La ciencia de materiales nos ha provisto en las últimas décadas auténticos prodigios con propiedades nuevas, mejoradas e incluso combinadas para dar respuesta a retos que vamos planteando en investigación, que a su vez facilitan los procesos industriales o nuestro estilo de vida.
En esta área del conocimiento se habla últimamente de materiales avanzados, aquellos que presentan propiedades térmicas, químicas y/o mecánicas (entre otras) mejoradas, incluso diseñadas específicamente para una determinada aplicación.
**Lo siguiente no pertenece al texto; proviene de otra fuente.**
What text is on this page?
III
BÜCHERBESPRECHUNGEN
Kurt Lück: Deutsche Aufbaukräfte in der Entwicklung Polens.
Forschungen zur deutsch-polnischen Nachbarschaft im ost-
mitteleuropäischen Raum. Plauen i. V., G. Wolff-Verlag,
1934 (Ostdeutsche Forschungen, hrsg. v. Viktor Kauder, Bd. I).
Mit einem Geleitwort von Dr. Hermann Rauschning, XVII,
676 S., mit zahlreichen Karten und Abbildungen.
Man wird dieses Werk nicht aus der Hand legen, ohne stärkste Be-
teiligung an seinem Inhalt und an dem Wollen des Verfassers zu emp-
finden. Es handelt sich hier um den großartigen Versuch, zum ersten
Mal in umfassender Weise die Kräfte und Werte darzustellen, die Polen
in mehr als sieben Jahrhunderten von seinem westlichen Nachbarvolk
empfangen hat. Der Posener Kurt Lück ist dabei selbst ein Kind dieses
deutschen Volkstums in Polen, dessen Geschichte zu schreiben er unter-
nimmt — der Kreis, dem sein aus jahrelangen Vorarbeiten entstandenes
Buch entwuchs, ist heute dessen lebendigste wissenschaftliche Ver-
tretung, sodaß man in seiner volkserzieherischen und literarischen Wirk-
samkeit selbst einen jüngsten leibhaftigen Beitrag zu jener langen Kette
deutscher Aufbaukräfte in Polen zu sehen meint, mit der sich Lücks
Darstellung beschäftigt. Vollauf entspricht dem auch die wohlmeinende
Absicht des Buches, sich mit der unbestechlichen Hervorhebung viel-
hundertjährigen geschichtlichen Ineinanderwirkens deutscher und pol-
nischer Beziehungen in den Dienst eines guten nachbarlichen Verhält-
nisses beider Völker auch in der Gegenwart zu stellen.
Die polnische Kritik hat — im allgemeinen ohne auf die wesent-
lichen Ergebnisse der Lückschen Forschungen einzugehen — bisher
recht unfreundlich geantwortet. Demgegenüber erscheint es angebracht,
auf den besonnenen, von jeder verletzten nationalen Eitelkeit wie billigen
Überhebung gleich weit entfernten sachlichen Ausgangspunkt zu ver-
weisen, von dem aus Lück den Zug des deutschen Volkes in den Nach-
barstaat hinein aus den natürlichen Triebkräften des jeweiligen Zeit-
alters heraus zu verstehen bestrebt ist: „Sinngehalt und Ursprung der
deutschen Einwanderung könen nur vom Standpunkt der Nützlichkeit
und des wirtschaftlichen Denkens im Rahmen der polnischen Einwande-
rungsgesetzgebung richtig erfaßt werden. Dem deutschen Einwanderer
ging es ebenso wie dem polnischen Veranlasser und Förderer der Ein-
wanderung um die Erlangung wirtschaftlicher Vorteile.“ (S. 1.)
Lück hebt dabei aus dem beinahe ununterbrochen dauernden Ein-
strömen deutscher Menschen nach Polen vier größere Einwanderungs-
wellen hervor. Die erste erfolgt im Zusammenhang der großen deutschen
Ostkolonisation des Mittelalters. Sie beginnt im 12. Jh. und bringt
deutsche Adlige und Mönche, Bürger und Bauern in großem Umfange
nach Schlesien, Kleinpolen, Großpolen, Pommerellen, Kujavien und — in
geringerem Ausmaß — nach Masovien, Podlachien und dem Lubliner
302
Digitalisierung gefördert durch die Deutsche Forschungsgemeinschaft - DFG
Entre estas propiedades, hay una que suele pasar desapercibida para el público general pero que se antoja crucial para infinidad de aplicaciones, especialmente para las relacionadas con la generación y el almacenamiento de energía: la porosidad.
Cuando hablamos de materiales porosos, en nuestro imaginario podrían aparecer una esponja o a una piedra pómez, ambas porosas, de origen natural y con aplicaciones directamente condicionadas por su naturaleza porosa. La esponja puede albergar grandes volúmenes de líquidos en sus cavidades y la rugosidad de la piedra pómez, generada por sus poros, la hacen un excelente abrasivo para nuestra piel. Sin embargo, el tamaño de los poros de estos materiales es de rango milimétrico, incluso centimétrico.
En esta ocasión, nos interesan aquellos poros que se encuentran en la escala nanométrica, es decir, unos 6 órdenes de magnitud menos que los anteriores ejemplos. Y es que, al igual que en otras áreas del conocimiento, descender hasta el nanómetro puede potenciar las propiedades que deseamos explotar.
Aspectos como el volumen y tamaño de los poros y el área superficial definen la textura de un sólido. Es en este espacio vacío dentro del material y en su superficie interna, donde pueden tener lugar una gran variedad de procesos físicos y químicos. Por eso es tan importante controlar estas propiedades, para sacar el máximo provecho de las mismas en nuestras aplicaciones.
Para entender esto hagamos una analogía simple. Si necesito alojar una sustancia en la superficie de un material (lo que conocemos como fenómeno de adsorción), podría utilizar un recipiente vacío, en el que esa superficie accesible para la sustancia a almacenar sería la propia pared interna del recipiente. Supongamos en este caso unas decenas de cm2 en una botella de 1 L de volumen. Ahora bien, si lleno esa misma botella de un material poroso con un área superficial interna de unos 300 m2 por cada grano de material, estaría incrementando sustancialmente la superficie accesible a esa sustancia que quiero almacenar en superficie: las decenas de cm2 de la pared del recipiente más cientos de m2 por cada gramo de material que introduzca en ese recipiente. La eficiencia en el almacenamiento en este último caso es evidente.
Esto sucede gracias a los nanoporos presentes en el sólido poroso, que hacen que aumente el área accesible donde se alojan las moléculas huésped que queremos almacenar o transportar, donde ocurren las reacciones químicas deseadas o donde se dan transferencias de carga, entre otros posibles fenómenos.
Materiales porosos amorfos o cristalinos
Históricamente, los materiales porosos más utilizados han sido los carbones activados o las zeolitas. La principal diferencia entre ellos dos es que los primeros son amorfos (sus átomos están dispuestos aleatoriamente en su estructura) y, por tanto, la porosidad no tiene una disposición ordenada; y las segundas son cristalinas (sus átomos y moléculas se orientan en su estructura en base a una determinada simetría), lo que les confiere una porosidad ordenada y una topología concreta.